Dainerys Machado: Retratos de la orilla
A woman returns from Havana to Miami just to learn that her boyfriend, a Democrat politician, was caught in a hotel room with another man. A woman takes care of her dying mother, a former beauty queen who has called her ugly her entire life. A woman who wants to get pregnant goes, with a thousand doubts in tow, to a gender reveal party. Between realism and fantasy, this nomadic book travels through diverse settings in Cuba and Miami. In its nine stories, it explores the short story’s ability to create its own little worlds, in the right hands. With humor, ease, and cruelty, dodging the clichés of stories about women, Dainerys Machado sinks into the complex, sometimes contradictory psyches of her characters, inviting us into surprising tales with the narrative diversity that only a true storyteller can master.
Claudia Piñeiro: A Little Luck, translated by Frances Riddle
Twenty years after a shocking accident, Mary Lohan returns to the Buenos Aires suburb she escaped in a fugue of guilt and isolation. She is not the same—not her name or voice, not even the color of her eyes. The neighborhood looks different too, but she’s still the same woman and it’s still the same place, and as the past erupts into view, they slowly collide. A Little Luck is a story about the debilitating weight of lies, the messy line between bravery and cowardice, and the tragedies, big and small, that can ripple out from a single decisive event. In a place she had determined to forget forever, both anticipated encounters and unanticipated revelations show her, and us, that sometimes life is neither fate nor chance: perhaps it’s nothing more than a little luck.

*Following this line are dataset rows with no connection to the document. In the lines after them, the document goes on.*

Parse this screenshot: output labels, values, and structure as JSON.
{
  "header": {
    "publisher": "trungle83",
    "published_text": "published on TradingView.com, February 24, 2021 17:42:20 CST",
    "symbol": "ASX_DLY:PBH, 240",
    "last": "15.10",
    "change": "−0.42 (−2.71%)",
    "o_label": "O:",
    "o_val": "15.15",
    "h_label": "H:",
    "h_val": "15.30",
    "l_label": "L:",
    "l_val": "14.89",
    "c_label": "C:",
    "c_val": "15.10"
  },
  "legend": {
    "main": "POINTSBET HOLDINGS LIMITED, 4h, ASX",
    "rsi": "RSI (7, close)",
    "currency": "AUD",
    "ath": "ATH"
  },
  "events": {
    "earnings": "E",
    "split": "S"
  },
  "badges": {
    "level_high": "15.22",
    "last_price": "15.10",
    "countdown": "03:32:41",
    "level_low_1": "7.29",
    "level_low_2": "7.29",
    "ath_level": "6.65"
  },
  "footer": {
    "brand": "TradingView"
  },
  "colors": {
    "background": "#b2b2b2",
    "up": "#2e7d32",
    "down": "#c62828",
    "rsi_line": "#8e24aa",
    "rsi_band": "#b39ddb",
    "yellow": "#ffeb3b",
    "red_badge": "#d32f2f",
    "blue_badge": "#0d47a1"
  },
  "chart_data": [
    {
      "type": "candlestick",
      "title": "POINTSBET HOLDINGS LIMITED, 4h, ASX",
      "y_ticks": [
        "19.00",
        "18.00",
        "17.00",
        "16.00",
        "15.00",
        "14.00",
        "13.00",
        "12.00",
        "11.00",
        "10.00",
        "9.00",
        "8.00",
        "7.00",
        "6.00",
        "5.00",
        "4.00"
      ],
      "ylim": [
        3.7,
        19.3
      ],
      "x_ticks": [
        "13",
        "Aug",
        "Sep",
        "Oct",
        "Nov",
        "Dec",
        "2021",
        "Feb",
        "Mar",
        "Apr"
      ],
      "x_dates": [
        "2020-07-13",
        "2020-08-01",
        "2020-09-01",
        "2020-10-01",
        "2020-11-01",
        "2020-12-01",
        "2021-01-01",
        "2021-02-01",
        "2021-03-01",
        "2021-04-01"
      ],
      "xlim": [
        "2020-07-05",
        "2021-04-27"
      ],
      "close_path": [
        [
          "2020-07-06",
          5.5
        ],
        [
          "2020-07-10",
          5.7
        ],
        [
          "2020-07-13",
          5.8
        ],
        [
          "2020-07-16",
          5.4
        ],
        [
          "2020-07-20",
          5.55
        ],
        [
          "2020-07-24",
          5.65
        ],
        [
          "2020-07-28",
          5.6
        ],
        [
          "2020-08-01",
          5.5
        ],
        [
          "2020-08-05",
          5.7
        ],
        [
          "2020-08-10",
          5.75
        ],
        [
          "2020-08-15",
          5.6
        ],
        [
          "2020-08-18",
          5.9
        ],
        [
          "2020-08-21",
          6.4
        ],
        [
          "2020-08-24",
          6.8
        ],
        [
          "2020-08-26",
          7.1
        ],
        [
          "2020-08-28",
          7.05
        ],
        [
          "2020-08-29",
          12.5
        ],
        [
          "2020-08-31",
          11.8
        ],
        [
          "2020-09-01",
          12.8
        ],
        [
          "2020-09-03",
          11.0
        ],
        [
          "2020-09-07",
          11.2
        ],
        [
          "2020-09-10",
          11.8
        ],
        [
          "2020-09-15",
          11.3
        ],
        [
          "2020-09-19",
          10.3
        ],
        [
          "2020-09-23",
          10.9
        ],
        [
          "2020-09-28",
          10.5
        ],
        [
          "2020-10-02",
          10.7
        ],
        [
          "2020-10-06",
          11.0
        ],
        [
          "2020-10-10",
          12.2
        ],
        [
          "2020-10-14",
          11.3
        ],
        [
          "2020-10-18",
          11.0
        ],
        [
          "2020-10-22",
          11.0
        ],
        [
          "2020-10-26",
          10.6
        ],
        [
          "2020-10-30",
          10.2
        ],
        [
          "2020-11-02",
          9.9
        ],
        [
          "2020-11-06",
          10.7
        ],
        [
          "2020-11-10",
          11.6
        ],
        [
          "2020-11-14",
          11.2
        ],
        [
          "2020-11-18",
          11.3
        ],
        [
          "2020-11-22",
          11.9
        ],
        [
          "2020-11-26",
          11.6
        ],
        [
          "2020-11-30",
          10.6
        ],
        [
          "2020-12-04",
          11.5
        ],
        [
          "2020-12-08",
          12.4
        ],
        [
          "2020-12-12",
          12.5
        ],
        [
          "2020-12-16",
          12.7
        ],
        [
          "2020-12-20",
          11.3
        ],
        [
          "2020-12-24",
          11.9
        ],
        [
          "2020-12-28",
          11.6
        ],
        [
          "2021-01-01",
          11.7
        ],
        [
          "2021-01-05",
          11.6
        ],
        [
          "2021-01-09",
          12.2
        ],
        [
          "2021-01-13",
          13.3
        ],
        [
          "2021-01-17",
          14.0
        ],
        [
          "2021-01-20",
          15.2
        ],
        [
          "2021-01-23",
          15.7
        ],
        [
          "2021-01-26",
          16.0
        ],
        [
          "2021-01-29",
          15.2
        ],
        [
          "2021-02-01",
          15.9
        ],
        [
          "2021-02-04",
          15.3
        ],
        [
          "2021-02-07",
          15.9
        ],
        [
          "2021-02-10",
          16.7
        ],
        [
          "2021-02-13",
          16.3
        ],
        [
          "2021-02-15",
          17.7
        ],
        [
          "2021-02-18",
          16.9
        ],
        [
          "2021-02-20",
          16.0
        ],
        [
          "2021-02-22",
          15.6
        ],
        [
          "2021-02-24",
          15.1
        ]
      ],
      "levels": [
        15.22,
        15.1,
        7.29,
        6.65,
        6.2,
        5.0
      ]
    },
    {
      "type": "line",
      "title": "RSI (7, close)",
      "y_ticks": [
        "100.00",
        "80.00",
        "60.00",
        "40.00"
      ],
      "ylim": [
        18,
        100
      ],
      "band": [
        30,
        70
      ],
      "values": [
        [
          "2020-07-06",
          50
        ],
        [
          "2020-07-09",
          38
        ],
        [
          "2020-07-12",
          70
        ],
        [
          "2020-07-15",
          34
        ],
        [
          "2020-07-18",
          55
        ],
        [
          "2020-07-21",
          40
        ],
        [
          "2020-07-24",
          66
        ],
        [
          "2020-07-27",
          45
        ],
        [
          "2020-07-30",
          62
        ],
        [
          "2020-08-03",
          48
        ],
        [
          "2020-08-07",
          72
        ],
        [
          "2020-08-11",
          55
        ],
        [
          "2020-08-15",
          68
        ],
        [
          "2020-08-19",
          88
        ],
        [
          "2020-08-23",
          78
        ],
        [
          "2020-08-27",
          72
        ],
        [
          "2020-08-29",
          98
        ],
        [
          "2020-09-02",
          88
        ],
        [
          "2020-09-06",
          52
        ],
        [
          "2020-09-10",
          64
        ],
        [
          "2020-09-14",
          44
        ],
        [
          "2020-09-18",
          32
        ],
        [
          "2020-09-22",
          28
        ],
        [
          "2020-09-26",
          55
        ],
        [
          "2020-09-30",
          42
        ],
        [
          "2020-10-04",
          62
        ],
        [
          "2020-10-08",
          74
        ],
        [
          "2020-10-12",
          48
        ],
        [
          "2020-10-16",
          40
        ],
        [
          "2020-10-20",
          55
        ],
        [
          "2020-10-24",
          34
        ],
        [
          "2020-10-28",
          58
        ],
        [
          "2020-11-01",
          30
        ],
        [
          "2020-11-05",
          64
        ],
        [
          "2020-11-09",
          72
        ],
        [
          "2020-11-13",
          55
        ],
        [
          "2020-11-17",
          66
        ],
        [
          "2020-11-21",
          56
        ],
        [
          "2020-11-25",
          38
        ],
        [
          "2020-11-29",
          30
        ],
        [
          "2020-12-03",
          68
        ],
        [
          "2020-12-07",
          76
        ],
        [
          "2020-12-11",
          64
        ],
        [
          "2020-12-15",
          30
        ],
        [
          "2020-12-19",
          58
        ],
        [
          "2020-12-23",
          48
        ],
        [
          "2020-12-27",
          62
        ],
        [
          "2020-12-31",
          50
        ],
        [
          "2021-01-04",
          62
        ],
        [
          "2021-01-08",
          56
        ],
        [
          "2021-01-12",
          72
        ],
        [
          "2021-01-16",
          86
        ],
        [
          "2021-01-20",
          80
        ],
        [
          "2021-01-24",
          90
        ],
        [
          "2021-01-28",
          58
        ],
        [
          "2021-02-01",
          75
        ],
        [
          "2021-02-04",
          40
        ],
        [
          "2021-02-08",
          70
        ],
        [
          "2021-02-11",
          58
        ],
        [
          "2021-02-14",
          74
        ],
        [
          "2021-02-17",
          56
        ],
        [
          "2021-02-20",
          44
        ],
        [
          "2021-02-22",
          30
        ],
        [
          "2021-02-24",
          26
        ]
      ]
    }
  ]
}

Silvina Giaganti: Donde brilla el tibio sol
“‘We’re on the take-it-head-on-and-see-what’s-up team,’ says a friend to this book’s narrator, inadvertently defining its author’s poetics. The cocktail employed by Silvina Giaganti (barrio, football, father) could end in disaster, but it doesn’t. With the same tone—somewhere in between hot and cold—with which she talks to a guy who picks her up the day Independiente plays La B, Silvina faces up to clichés, taking them apart and putting them back together with heart and smarts. She also takes apart, in passing, the ghosts of inner shortfalls, producing (steely-eyed) an archaeology of the self that’s something like an investigative report into intimacy and a lot like a poetic metaphor straight to the jaw. Independiente, she says, is the Trojan horse in which the emotions that will one day detonate are hidden. What more can I say? Nothing: read Donde brilla el tibio sol, if possible while listening to Nino Bravo.” – Santiago Llach
Alejandro Zambra: Literatura infantil
A diary of fatherhood, a “letter to my son,” and pure fiction coexist in extraordinary harmony throughout this book. While this singular and unclassifiable book by Alejandro Zambra is called Literatura infantil, it should be added that it includes a phenomenal short story centered on vulgar language and a straightforwardly lysergic tale in which a man tries, in the midst of a therapeutic mushroom trip, to relearn the demanding art of crawling. If any child should accidentally come across these pages, they should read them in the company of an adult, despite the fact that here it is the children who, in their own way, protect the adults from despondency, selfishness, and the dictatorship of chronological time.